Mr. McCormick: We use a lot of machine learning to essentially look at satellite photos of power plants, ships, planes, factories, match that up with the historical record of how much they were polluting when, and you can train an AI to be surprisingly accurate at a pretty good estimate of the emissions of nearly any facility on the planet. 

Ethan: Climate Trace is using this technology to track every large-scale emitter on the planet, so that government leaders, companies, and the public can understand their carbon footprint. They’re already finding surprising results.

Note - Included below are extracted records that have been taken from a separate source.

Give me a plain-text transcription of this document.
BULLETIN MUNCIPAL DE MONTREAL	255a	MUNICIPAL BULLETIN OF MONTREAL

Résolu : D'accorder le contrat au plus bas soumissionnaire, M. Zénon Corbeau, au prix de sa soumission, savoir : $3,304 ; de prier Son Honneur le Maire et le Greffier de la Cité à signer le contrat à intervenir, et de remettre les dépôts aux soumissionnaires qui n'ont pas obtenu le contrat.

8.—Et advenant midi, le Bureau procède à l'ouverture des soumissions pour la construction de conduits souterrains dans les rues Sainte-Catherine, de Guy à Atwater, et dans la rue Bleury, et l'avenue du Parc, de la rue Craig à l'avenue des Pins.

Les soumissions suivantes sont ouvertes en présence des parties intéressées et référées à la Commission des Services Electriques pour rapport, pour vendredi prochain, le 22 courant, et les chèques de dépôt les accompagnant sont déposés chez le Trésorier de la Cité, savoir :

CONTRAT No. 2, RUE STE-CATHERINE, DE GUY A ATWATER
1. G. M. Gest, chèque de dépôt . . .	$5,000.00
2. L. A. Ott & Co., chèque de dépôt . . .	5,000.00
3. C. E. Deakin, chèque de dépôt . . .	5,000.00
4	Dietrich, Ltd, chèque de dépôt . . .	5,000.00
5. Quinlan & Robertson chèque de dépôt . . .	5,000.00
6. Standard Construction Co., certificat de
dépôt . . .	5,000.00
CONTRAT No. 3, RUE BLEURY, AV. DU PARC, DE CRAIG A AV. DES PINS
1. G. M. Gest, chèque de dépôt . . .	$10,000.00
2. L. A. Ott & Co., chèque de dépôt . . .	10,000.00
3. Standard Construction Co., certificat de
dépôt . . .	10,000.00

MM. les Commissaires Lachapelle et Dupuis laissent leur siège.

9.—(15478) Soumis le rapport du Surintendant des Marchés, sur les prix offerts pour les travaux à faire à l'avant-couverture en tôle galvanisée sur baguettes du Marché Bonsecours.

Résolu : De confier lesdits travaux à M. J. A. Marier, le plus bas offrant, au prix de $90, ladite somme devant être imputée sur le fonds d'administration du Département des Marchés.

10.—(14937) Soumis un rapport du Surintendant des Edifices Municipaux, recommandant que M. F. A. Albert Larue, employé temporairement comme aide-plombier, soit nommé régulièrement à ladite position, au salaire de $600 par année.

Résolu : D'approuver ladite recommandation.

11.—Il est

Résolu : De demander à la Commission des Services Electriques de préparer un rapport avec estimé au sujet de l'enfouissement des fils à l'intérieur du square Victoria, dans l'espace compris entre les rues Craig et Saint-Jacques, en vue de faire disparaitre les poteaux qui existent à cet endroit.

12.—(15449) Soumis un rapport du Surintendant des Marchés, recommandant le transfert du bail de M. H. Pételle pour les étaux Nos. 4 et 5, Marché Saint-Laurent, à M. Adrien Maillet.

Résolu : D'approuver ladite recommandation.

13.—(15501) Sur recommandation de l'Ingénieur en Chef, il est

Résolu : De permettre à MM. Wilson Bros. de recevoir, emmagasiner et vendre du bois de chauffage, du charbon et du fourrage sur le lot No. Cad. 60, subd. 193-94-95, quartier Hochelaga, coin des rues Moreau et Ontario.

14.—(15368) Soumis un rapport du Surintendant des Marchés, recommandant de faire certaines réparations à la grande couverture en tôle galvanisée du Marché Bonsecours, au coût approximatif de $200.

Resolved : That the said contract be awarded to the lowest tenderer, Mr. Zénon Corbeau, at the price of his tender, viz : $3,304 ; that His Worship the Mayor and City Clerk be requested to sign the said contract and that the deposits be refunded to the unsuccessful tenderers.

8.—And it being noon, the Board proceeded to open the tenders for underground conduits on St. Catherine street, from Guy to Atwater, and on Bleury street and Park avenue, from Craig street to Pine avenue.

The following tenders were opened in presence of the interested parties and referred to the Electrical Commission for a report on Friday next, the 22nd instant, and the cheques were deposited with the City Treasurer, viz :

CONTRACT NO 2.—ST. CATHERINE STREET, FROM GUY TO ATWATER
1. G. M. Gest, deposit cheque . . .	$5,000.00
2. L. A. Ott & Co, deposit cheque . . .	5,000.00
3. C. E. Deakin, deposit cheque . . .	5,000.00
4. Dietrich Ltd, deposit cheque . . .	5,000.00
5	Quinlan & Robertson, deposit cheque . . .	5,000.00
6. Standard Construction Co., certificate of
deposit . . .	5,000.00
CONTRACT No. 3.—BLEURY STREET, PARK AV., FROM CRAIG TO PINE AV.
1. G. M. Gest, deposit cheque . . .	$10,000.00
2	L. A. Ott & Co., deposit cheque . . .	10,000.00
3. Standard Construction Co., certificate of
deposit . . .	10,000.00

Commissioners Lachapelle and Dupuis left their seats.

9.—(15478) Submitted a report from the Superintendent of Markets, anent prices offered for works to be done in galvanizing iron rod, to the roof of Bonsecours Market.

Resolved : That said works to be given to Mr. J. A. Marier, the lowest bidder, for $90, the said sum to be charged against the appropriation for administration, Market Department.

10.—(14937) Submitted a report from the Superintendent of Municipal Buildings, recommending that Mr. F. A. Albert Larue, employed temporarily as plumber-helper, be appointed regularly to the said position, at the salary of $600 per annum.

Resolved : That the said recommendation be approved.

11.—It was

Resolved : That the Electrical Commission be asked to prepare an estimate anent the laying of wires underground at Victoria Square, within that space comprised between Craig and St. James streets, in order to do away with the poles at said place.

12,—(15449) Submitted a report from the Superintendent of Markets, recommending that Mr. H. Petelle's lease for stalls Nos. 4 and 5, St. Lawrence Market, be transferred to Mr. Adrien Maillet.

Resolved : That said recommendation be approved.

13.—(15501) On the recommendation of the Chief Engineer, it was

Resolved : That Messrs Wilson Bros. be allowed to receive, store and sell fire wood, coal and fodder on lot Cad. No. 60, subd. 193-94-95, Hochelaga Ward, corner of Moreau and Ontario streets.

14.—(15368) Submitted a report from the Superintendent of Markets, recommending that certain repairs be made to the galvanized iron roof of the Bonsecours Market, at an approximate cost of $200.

Mr. McCormick: If you were to add up the corporate emissions reporting of every company worldwide that voluntarily reports on emissions and you are comparing year over year, it looks like emissions are going down. But what we see from space when we look at actual facilities is emissions aren't going down. The assets that emit are being offloaded from those companies that disclose their emissions to other companies that don't disclose their emissions.

Ethan: As Climate Trace makes that data available, policymakers and the public can use it to press for change.  

Mr. McCormick: There haven't previously been inventories of the emissions of companies that don't disclose their emissions. Now that we can see from space and track them, my hope is that there'll be more pressure on those companies to clean up their act.